In der anschließenden Diskussion wurde angeregt, den Kritikbrief der ehemaligen Häftlinge öffentlich auszustellen. Zudem wurde vorgeschlagen, keine Texte und Fotos in der Zellenrekonstruktion zu zeigen, da die Zelle hierdurch zum Museumsraum würde. Ein anderer Diskussionsbeitrag kritisiert die Zellenkonstruktion in eine andere Richtung: die Zelle wirke wie eine Provokation, denn das Grauen könne nicht dargestellt werden. Die Vertreterinnen der Gedenkstätte Bautzen erklärten, dass die Zelle auf die Bedürfnisse der Besucher „etwas zu sehen“ reagiere. Davon seien viele Besucher sehr angetan. Dennoch sei es „ein Versuch, der in den Augen der Häftlinge völlig gescheitert ist.“ Weiteren Diskussionsstoff lieferte die Tatsache, dass Opfer und Täter in der Ausstellung durch kleine und große Porträtfotos voneinander unterschieden werden.

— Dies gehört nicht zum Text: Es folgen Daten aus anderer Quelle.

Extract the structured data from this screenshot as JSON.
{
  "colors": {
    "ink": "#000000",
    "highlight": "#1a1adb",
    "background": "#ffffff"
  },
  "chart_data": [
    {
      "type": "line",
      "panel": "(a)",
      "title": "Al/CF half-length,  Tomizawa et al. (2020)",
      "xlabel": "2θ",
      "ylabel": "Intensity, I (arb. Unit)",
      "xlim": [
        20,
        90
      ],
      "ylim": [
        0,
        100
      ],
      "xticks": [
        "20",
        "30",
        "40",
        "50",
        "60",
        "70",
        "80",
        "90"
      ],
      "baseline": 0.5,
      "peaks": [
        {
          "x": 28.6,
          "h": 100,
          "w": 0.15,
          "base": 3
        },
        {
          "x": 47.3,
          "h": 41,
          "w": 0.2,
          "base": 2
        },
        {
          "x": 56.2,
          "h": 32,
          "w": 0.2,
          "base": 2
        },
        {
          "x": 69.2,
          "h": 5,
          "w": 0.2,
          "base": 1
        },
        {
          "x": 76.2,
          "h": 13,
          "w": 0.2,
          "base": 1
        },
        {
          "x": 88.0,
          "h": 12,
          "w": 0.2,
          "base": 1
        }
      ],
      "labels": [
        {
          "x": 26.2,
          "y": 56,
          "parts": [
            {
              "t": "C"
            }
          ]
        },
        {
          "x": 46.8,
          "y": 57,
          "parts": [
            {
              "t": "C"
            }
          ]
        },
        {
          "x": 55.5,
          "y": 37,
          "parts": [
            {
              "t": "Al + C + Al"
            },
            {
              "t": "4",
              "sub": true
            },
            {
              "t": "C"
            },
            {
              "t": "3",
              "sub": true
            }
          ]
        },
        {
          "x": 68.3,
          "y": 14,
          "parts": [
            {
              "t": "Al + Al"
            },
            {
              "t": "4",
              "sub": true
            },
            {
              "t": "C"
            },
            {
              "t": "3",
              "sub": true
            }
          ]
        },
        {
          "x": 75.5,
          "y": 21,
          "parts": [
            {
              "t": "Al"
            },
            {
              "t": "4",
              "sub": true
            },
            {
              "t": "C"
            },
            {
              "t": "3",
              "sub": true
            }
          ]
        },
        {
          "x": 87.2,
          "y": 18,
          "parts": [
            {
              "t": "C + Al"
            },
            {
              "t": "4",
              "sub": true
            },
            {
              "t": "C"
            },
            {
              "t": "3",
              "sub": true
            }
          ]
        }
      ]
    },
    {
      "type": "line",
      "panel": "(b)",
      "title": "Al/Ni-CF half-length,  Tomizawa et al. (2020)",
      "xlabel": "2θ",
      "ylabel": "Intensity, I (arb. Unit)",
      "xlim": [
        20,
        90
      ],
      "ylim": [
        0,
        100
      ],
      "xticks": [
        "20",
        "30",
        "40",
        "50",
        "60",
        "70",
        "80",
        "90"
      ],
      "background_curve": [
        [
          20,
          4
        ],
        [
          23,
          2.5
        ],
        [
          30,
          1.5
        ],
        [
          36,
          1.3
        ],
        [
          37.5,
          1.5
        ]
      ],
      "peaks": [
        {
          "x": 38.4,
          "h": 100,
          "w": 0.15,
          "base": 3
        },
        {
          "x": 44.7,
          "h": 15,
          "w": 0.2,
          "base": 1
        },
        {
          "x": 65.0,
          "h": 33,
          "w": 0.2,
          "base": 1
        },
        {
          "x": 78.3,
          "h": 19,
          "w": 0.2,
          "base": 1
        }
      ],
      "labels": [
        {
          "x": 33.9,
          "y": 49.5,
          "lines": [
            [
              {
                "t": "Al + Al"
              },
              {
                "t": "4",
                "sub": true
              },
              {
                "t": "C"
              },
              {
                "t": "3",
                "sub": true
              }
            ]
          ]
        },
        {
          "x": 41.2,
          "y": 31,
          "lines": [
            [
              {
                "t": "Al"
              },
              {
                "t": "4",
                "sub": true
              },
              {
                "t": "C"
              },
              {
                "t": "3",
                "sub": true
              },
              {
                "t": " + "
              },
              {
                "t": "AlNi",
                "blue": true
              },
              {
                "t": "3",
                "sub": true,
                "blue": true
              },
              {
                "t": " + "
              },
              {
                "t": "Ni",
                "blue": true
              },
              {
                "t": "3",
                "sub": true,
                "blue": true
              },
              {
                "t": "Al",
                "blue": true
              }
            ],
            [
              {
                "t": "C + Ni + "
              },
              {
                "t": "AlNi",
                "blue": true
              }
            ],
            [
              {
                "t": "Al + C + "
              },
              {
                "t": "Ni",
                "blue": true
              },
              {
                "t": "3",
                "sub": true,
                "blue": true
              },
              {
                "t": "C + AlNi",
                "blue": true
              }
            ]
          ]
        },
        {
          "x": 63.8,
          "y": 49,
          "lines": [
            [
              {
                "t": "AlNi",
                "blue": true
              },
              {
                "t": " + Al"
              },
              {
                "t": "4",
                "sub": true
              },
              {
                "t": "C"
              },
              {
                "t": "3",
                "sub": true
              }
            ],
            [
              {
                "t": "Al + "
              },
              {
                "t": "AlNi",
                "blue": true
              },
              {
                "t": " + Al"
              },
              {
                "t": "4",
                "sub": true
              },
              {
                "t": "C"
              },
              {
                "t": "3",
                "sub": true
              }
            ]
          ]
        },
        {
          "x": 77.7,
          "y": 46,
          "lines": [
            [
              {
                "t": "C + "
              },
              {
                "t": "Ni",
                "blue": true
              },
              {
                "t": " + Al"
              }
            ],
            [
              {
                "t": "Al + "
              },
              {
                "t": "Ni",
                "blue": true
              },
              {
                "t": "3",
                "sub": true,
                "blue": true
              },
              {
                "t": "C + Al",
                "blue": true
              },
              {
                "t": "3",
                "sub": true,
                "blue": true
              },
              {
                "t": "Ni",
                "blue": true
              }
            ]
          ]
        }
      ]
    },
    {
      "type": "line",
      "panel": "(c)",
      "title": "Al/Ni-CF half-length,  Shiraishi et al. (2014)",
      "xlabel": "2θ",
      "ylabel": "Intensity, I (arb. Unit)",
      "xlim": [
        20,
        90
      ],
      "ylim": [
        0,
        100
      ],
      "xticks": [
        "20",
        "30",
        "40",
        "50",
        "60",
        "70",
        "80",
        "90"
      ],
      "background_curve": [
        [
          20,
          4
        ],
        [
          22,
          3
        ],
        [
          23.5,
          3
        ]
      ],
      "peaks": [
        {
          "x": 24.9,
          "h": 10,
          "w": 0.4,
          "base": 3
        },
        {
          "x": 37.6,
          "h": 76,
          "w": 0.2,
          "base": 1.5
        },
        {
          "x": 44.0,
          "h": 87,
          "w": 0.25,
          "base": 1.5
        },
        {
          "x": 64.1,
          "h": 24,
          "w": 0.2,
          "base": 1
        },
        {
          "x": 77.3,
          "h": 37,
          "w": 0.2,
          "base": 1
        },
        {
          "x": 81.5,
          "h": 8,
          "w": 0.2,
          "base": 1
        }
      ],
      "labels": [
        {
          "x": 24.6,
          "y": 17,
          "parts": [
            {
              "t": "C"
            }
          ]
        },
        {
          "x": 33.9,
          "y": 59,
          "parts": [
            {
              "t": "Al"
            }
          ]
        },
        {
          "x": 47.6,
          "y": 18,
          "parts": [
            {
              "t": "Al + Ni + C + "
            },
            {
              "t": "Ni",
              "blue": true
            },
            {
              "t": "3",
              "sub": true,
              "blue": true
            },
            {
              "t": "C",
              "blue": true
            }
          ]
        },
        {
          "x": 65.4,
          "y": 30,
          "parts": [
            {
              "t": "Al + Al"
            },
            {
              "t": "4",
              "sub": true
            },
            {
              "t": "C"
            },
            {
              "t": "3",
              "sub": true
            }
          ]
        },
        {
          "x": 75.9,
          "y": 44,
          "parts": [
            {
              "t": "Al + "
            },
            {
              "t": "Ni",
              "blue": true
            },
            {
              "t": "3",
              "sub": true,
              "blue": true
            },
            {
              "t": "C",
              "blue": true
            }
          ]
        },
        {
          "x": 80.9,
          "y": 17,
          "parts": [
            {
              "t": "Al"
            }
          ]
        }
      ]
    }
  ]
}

Die freie Filmemacherin Loretta Walz hat 1980 begonnen, Videointerviews mit Frauen aus Ravensbrück aufzuzeichnen. Bis heute hat sie 200 lebensgeschichtliche Interviews geführt. In ihrem Vortrag „Vom Interview zum Zeitzeugenmaterial für die Bildungsarbeit an Gedenkstätten am Beispiel der Gedenkstätte Ravensbrück“ stellte sie ein innovatives Konzept zur aktiven Medienarbeit an Gedenkstätten vor. Hierbei sollen Schüler drei Tage lang an einem digitalen Schnittplatz Zugriff auf 15 Interviews haben. Zudem gibt es jeweils eine siebenminütige Kurzfassung der Interviews und einen digitalen Ordner mit Schnittbildern vom Siemensgelände. Als Ergebnis können die Schüler selbstständig einen Film produzieren.
Um das Konzept zu verwirklichen, muss die Gedenkstätte einen Mitarbeiter haben, der sich mit dem jeweiligen Schnittprogramm auskennt und die Schüler in ihrer Arbeit anleiten kann. Loretta Walz befürchtet, dass das Projekt an dieser Notwendigkeit scheitern könnte.
Die Diskussion zu dem filmischen Projekt, das noch in den Kinderschuhen steckt und lediglich von Gedenkstättenmitarbeitern während eines eintägigen Workshop ausprobiert worden ist, fiel sehr kontrovers aus. Zunächst wurde die grundsätzliche Frage aufgeworfen, warum Medienarbeit an Gedenkstätten überhaupt nötig sei, denn die Zeitzeugenarbeit sei durch die „Erinnerung in der Konserve“ nicht zu ersetzen. Durch die Arbeit am Computer und am digitalen Schnittplatz sei lediglich ein Gewinn an Medienkompetenz zu verzeichnen, nicht aber unbedingt an Verständnis für die historische Dimension. Loretta Walz betonte, dass es ihr wichtig sei, Verständnis für den Film zu schaffen und die Wahrnehmung der Jugendlichen zu schärfen. Die aktive Medienarbeit solle nur ein Baustein des Angebots der Gedenkstätte darstellen und auf moderne Art und Weise zur Auseinandersetzung mit der Gedenkstätte beitragen.
In einem weiteren Diskussionsbeitrag wurde nach der Dominanz der Technik gefragt. Rücke diese bei dem Projekt nicht viel zu sehr in den Vordergrund, während die inhaltliche Dimension ins Hintertreffen geriete? Loretta Walz erwiderte darauf, dass über die Technik Jugendliche ein vertieftes Verständnis für den Inhalt entwickeln könnten. Diese Herangehensweise wurde von einigen Teilnehmern wiederum als durchdachte, didaktische Herangehensweise bezeichnet. Zentral für das Projekt sei die Tatsache, dass alle Frauen ihre Interviews für jegliche Gedenkstättenarbeit zur Verfügung gestellt hätten.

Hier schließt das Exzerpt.